Isis walked confidently into the gym, knowing that Miss Maloney would not be upset by her tardiness. The teacher listened to Isis’s explanation—“Mr. Dunlap gave me the old ‘you-better-study-harder’ routine”—while continuing to referee the class’s basketball game.
Finally, she turned to Isis. “It’s too late now for you to get into the game,” she said. “Why don’t you go into my office and wait for me?”
Isis lounged in the office and thought briefly about what had happened an hour earlier, when Jo had awoken from her six-month-long sleep. “The glass box,” she murmured.
Sometimes Isis felt trapped inside, watching through a glass box, while her body did things beyond her control. Other times, like now, she could do what she wished.

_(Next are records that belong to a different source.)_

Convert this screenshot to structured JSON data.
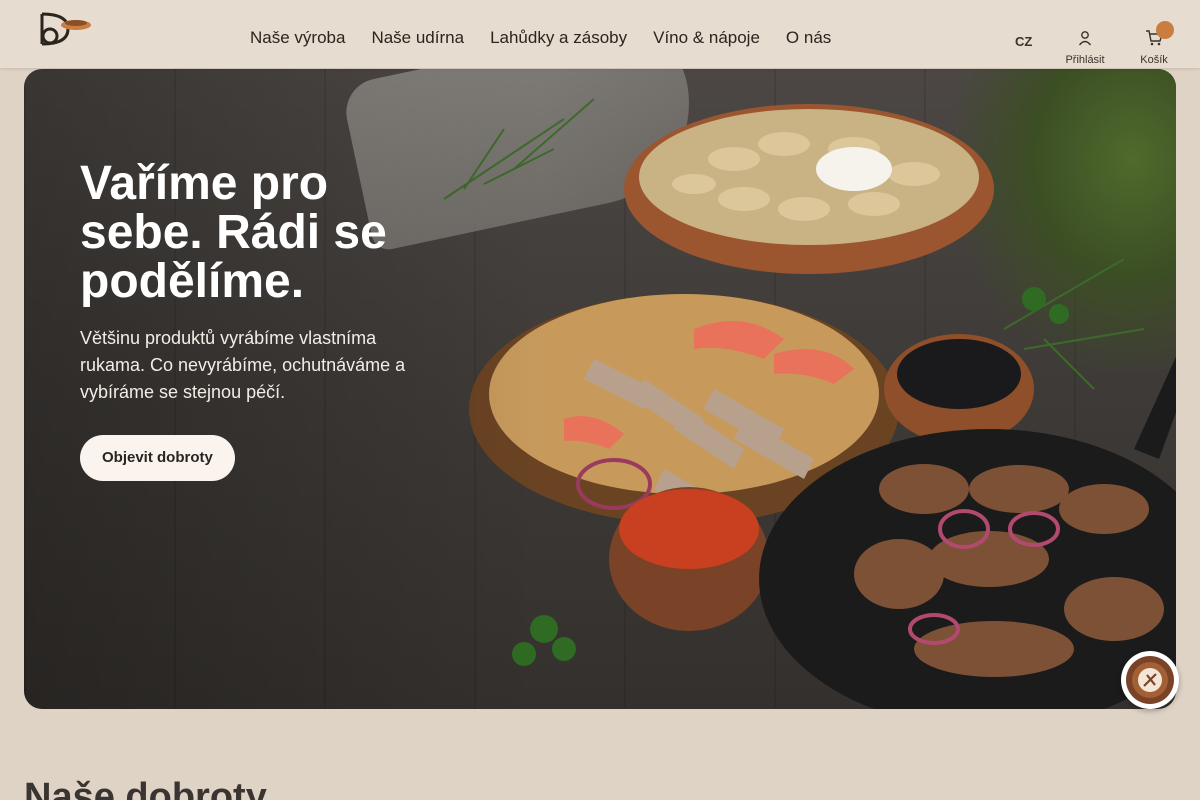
{
  "header": {
    "nav": [
      "Naše výroba",
      "Naše udírna",
      "Lahůdky a zásoby",
      "Víno & nápoje",
      "O nás"
    ],
    "lang": "CZ",
    "login_label": "Přihlásit",
    "cart_label": "Košík"
  },
  "hero": {
    "title": "Vaříme pro sebe. Rádi se podělíme.",
    "subtitle": "Většinu produktů vyrábíme vlastníma rukama. Co nevyrábíme, ochutnáváme a vybíráme se stejnou péčí.",
    "cta_label": "Objevit dobroty"
  },
  "section": {
    "title": "Naše dobroty"
  },
  "icons": {
    "logo": "dc-monogram-logo",
    "account": "user-icon",
    "cart": "cart-icon",
    "chat": "chat-assistant-icon"
  },
  "colors": {
    "background": "#dfd3c6",
    "header": "#e6dccf",
    "accent": "#c97d41",
    "button": "#faf3ee"
  }
}
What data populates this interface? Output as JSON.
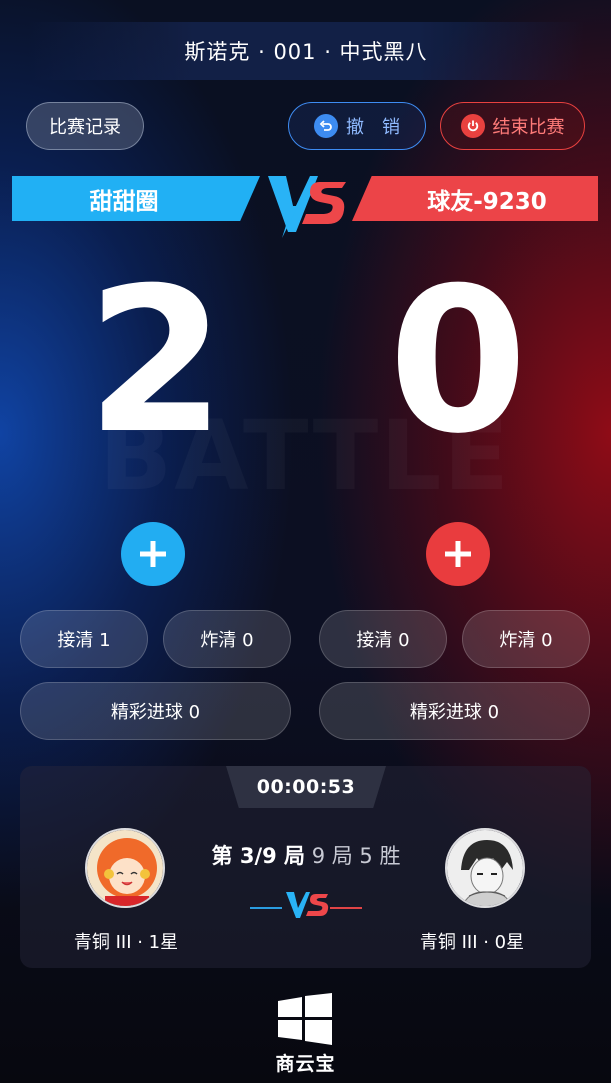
{
  "header": {
    "title": "斯诺克 · 001 · 中式黑八"
  },
  "toolbar": {
    "records_label": "比赛记录",
    "undo_label": "撤　销",
    "end_label": "结束比赛"
  },
  "teams": {
    "left": {
      "name": "甜甜圈",
      "color": "#21b0f4",
      "score": "2"
    },
    "right": {
      "name": "球友-9230",
      "color": "#ec4448",
      "score": "0"
    }
  },
  "watermark": "BATTLE",
  "stats": {
    "left": {
      "clear": "接清 1",
      "break_clear": "炸清 0",
      "highlight": "精彩进球 0"
    },
    "right": {
      "clear": "接清 0",
      "break_clear": "炸清 0",
      "highlight": "精彩进球 0"
    }
  },
  "match": {
    "timer": "00:00:53",
    "round_current": "第 3/9 局",
    "round_rule": "9 局 5 胜",
    "left_rank": "青铜 III · 1星",
    "right_rank": "青铜 III · 0星"
  },
  "brand": {
    "name": "商云宝"
  },
  "icons": {
    "undo": "undo-icon",
    "power": "power-icon",
    "plus": "plus-icon",
    "vs": "vs-icon",
    "brand": "windows-logo-icon"
  }
}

What Isis wished was for the body to move gracefully. She was an asset to any team when the students divided up in gym class, but the team captains never knew what to expect when they chose Jo Casey for their side. Sometimes she was a star player; other times she tripped over her own feet. Isis felt bad when that happened, but it couldn’t be helped.
When trapped in the glass box, Isis could only watch her body in dismay while it stumbled, muscles so tight that the body tripped itself. But when she was out, she made up for it. Isis loved ballet dancing and was now working to develop the complex control and skills needed for gymnastics competition. With Miss Maloney’s private coaching, she hoped to make the gymkhana team in the spring.
Some of the students said that Isis was psychic. It was true that she was pretty good at guessing what other people had on their minds, and sometimes she could antici
pate what people were about to do or say. Isis herself consulted mystical literature and decided that she must be some sort of roving spirit. She figured that her “glass-box” periods proved that her powers were limited and that she was a visitor within this body, not an owner.
Nevertheless, Isis enjoyed her visit, amused that so wise a spirit would find herself in the body of a gangly high-school girl. She wrote melodic poetry that pleased the English teachers, and she had some admirers among the students as well. Some of her classmates were a little afraid of her, but that was fine with Isis. She didn’t want many people close to her, choosing instead to maintain a spiritual distance.
Miss Maloney entered the office as the students rushed to shower and dress before the final bell. “Well, kid, I don’t have much to clear away here, so we can leave as soon as the bell rings,” she said.
Isis was pleased that Miss Maloney now took it for granted that they’d be driving home together. “Ready when you are,” she said.
When Nancy and Ray separated, Jo and her mother moved into the apartment building in which Miss Maloney lived. The teacher provided rides to and from school and seemed to enjoy the company of at least this one personality. And Isis loved being with Miss Maloney.
She liked watching the teacher drive. When Miss Maloney was busy maneuvering her little sports car through the traffic, Isis could study her with frank interest. She knew, with nothing said, that Miss Maloney was a lesbian. Isis knew she too was attracted to women rather than men, and longed to talk to Miss Maloney about her desires. But she couldn’t. Isis didn’t want just any woman; she wanted Miss Maloney. And she could tell from the way Miss Maloney sometimes looked at her that the attraction was mutual.
—
THE NEXT MORNING, Jo dressed quickly for school and then looked carefully around the apartment. She was still trying to retrieve six months of missing memories and felt even now that she was floating precariously in consciousness. Current reality seemed a jumble, but it was less frightening to wonder what had happened to last summer than to worry about what had happened to last night. She scolded herself. “I’ve been daydreaming again,” she said, “and this has got to stop.” Jo noted the changes in the apartment. Plants were taller; some furniture had been moved. She shook her head in disgust and frustration.